Documents with a reasonably "normal" set of used features are well supported by POI, whose interfaces and methods are reasonable and consistent but sometimes require a bit of work. But as Pascal says, documents with a not too exorbitant set of features are also supported by RTF. I have almost no experience "doing" RTF but it's probably a bit simpler than working with POI.

If you're working in an environment or for a customer who insists that your produced documents be .DOC rather than .RTF, then POI is pretty much your only choice, unless you can introduce a step where you use a bit of Office automation to convert RTF into DOC.

Update: I've had a couple more ideas in the meantime.

Using POI or creating RTF documents is something that you could do on practically any platform. At my job, all servers doing processing like this happen to be running Linux, for example.

However, in the likely case that your programs will run under Windows, there is another alternative: Jacob http://www.land-of-kain.de/docs/jacob/

Jacob is a COM interface for Java; it essentially allows you to "remote control" Windows programs such as Word and Excel. The document I linked to above is not to Jacob's own site but to a single page with "cookie cutter" recipes for using Jacob. The project itself is on SourceForge: http://sourceforge.net/projects/jacob-project/ But people claim, and rightly so, that the documentation is a bit lacking.
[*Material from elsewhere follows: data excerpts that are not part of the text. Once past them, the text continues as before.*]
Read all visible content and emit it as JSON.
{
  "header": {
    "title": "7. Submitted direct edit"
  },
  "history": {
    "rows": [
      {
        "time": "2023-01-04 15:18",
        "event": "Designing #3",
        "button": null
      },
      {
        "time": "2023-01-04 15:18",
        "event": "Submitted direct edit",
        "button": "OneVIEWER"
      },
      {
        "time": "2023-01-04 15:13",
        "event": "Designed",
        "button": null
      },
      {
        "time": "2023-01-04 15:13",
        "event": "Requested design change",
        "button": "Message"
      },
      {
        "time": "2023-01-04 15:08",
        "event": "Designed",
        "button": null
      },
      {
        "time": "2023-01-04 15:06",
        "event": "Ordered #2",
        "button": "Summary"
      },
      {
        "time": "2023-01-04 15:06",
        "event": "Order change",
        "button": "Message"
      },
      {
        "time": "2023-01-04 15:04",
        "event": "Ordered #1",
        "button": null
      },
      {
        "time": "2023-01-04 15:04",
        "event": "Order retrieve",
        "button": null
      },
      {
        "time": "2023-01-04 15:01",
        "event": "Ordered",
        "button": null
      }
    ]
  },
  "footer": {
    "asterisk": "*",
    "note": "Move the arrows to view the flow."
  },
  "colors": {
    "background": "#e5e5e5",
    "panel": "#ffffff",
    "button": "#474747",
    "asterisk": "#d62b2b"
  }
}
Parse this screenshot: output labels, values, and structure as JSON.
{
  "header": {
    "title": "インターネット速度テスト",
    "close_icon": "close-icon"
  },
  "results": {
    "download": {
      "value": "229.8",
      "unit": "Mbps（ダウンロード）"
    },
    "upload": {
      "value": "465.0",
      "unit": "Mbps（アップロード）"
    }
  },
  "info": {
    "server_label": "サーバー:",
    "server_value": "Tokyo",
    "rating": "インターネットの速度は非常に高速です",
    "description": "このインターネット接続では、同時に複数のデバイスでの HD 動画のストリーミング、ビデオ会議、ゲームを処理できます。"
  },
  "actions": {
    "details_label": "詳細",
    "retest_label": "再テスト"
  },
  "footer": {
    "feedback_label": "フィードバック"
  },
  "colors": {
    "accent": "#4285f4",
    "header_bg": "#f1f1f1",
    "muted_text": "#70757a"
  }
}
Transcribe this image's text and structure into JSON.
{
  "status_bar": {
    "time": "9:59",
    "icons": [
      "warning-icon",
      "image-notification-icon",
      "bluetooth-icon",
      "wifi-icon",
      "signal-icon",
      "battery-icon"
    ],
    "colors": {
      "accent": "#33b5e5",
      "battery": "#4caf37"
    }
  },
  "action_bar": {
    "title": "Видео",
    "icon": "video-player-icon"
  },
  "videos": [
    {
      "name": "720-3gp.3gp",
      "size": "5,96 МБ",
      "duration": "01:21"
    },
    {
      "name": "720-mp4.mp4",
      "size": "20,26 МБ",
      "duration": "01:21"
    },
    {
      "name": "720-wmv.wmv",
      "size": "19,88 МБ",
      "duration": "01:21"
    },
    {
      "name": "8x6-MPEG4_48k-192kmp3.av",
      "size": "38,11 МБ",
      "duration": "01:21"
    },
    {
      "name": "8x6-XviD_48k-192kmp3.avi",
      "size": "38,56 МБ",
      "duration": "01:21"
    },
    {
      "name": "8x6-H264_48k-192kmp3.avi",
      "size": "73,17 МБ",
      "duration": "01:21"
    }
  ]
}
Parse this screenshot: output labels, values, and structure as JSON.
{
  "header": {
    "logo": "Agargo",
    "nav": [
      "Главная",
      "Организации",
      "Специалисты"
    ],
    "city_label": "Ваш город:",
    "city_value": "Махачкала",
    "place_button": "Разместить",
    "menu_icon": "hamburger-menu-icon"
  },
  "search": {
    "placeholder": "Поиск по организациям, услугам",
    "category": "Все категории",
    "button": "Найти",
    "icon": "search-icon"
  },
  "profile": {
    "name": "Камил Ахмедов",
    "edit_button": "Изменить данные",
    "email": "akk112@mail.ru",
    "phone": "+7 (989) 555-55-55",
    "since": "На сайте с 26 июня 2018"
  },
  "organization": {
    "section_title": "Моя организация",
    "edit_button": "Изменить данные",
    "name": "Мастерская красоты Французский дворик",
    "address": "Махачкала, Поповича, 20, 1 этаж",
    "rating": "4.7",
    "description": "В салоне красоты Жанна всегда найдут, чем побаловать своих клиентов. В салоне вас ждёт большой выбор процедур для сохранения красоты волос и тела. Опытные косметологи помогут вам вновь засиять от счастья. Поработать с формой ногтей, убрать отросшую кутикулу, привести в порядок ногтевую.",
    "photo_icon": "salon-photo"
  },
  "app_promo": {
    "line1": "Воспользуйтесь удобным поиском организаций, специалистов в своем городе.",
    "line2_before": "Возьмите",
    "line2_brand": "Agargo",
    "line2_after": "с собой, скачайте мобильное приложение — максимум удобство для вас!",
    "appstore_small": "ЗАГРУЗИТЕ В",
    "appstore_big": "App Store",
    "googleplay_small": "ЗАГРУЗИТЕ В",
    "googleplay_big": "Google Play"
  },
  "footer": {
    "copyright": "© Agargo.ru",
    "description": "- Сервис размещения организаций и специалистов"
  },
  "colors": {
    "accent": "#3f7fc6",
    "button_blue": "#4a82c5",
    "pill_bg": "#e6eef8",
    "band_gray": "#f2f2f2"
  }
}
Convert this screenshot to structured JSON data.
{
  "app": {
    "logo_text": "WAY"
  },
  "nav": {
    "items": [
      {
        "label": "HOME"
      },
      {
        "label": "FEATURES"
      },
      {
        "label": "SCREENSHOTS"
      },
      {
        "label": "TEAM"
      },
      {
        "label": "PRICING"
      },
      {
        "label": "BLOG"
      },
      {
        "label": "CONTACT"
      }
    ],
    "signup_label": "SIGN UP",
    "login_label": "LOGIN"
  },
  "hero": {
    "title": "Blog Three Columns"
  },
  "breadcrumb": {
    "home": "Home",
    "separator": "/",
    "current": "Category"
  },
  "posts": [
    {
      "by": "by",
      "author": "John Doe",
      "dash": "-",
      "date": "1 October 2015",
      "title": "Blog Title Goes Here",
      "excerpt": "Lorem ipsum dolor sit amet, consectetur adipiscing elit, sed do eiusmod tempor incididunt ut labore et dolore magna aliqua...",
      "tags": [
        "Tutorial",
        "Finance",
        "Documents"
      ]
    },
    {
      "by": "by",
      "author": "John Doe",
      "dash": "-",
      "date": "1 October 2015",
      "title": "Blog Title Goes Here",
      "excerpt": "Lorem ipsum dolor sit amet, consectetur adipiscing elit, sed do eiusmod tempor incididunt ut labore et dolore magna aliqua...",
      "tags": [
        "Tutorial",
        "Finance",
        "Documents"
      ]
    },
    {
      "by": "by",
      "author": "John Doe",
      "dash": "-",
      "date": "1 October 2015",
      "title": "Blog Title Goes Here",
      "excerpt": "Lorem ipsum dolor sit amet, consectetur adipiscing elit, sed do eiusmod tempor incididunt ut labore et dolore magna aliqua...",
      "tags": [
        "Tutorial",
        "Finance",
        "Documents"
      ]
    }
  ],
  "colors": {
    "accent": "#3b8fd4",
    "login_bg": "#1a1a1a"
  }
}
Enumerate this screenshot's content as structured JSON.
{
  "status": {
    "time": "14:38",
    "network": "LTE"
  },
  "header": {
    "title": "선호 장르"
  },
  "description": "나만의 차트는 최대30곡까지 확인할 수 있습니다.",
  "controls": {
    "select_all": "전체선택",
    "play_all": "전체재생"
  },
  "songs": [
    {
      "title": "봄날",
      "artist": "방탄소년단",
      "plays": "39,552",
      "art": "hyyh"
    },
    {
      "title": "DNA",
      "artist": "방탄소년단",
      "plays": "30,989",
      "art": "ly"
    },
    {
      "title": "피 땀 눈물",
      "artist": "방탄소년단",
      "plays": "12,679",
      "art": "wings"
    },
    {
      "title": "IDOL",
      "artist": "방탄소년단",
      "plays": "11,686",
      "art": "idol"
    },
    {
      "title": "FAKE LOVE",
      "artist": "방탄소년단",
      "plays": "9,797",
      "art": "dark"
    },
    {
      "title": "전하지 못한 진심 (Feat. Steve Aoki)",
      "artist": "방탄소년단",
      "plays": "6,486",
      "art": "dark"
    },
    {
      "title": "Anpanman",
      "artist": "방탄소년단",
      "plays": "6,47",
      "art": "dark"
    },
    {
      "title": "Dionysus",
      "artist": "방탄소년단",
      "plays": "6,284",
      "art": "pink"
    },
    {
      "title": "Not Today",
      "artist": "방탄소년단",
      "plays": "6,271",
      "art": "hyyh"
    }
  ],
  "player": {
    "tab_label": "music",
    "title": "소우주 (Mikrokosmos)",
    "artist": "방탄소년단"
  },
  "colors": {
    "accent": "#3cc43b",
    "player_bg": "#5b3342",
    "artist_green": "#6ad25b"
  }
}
Jacob has the advantage over all other solutions that you're dealing with the "real" Word and therefore all capabilities of Word are available to you. This would be an alternative if there are detail aspects of your document that just can't be handled with POI or via the RTF format.

Carl Smotricz
+1 Thanks for that very interesting feedback.
Pascal Thivent
A: 

You should look into the Aspose.Words components. They have recently begun providing a Java version of the component.

See the following link: Aspose.Word for Java

This supports Word automation, creation and advanced features such as mail merging without the need for an instance of Microsoft Word on the machine. The real benefits are that you are able to work within the context of an actual word document and not having to compromise by creating RTFs etc.

The Java version is not currently as fully featured as the .Net version but the main core functionality is there and they are pushing very hard to have a feature equivalent version soon.

Also, if you purchase the Java version you get a years free upgrades / support as the new releases are created.

Brian Scott
+1  A: 

If you are working with docx documents, docx4j is an option. Like POI, its open source.

plutext
+1  A: 

I created and use this: http://code.google.com/p/java2word

Leonardo
@Leonardo Congratulations. I will try it this week.
Arthur Ronald F D Garcia